MANILA (PNA) — Senate President Franklin Drilon on Monday said he believes President Benigno Aquino III would not invoke executive privilege in order to prevent the disclosure of the so-called Janet Lim Napoles list containing names of public officials and legislators involved in the pork barrel scam.
“I don’t think that he (Aquino) will ask for executive privilege. This whole scandal is brought in the open because of the policy of the President towards transparency, of not tolerating corruption,” Drilon said.
“In another regime, this would have been covered up, but not in the Aquino administration. If that was the intention, to cover-up, he would have done so a long time ago,” he added.
Drilon attributed the ongoing cleansing process of the Senate to the resolve of the President to curb corruption.
”It was President himself who ordered that we shall bring this case to where the evidence will take us, regardless of who gets hurt,” he stressed.
The Napoles list allegedly contains the names of at least 12 senators, including some administration lawmakers.
Senate Blue Ribbon chairman Teofisto Guingona III earlier issued subpoena duces tecum ordering Justice Secretary Leila de Lima to surrender Napoles list to the Senate.
Guingona said he will most likely reopen the Senate pork barrel scam hearing to investigate, in aid of legislation, the Napoles list not only at the hands of De Lima but the list given to former Senator Panfilo Lacson.
Meanwhile, Sen. Miriam Defensor Santiago asked Guingona to request whistleblower Benhur Luy to testify on his own list, said to include 200 people, who allegedly received kickbacks from Napoles, alleged mastermind of the P10 billion pork barrel scam.
Santiago said only the Luy list would be “definitive and substantiated,” as compared to what she called “spurious documents inadmissible in evidence” claimed by Napoles, Lacson, and Sandra Cam.
Last Sunday (May 11), President Aquino was reported as saying in Naypyitaw, Burma, that he has been shown two lists, both from Napoles, and another list from Lacson.
The President reportedly said that each list refers to the other.
President Aquino reportedly expressed the suspicion that certain quarters are “trying to crowd the issue. This supports my humble claim for the Luy list,” said Santiago.
Luy’s parents allegedly went to a national newspaper (Inquirer) last year and submitted a hard drive reportedly containing the complete files of Benhur as finance officer of Napoles.

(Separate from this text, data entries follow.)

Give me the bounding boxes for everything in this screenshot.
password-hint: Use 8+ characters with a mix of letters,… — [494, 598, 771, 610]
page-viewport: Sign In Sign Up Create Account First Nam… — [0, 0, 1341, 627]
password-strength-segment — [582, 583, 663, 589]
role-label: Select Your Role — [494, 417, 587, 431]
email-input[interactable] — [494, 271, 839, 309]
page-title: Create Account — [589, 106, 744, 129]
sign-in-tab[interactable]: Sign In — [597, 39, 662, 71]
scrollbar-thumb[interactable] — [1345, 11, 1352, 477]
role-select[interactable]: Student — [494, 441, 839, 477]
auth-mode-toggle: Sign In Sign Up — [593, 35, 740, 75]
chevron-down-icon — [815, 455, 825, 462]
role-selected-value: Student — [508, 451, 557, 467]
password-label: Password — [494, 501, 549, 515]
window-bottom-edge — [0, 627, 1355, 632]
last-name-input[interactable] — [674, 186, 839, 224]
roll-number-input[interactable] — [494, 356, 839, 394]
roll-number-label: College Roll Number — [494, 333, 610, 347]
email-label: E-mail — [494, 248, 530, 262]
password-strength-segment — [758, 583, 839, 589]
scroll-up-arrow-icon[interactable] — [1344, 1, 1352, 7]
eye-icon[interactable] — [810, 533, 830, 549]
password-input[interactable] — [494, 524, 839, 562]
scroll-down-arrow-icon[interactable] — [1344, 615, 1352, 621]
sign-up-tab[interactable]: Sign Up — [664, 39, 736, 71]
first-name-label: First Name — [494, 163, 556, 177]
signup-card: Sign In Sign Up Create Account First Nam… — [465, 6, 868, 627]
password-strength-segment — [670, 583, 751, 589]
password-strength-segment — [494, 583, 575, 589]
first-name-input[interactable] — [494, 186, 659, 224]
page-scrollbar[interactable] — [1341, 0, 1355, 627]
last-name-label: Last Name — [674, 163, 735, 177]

Santiago, a former multi-awarded RTC judge, said that in addition to testimonial knowledge, the Luy list would be admissible in evidence as allowed by the Rules of Court.
The former judge also said that the Luy list could be admitted as “commercial lists and the like, which are considered admissible,” as tending to prove the truth of any relevant matter.
Santiago said that all other self-proclaimed lists from Napoles, Lacson, and Cam were likely “fictional and polluted,” because they appear to be sourced from one or all of the three senators indicted by the Ombudsman for plunder.
The lady senator said that each of the three claimants with his or her own version of a list could be acting as attack dogs of the indicted senators.
The feisty lady lawmaker was referring to senators Juan Ponce Enrile, Jinggoy Estrada and Ramon “Bong” Revilla who have been charged with plunder before the Office of the Ombudsman.
Estrada and Revilla welcomed the move of the Senate to subpoena the Napoles list.
”I’ve been asking for that list a long time ago so that we will be able to know who is talking the truth,” Estrada said in media interview.
For his part, Sen. Francis “Chiz” Escudero said not only all the lists but all those who claim to have such lists be summoned to appear before the Senate.
”In adherence to transparency, as soon as these lists are received by the committee, these must be made public even prior to a scheduled hearing,” Escudero said.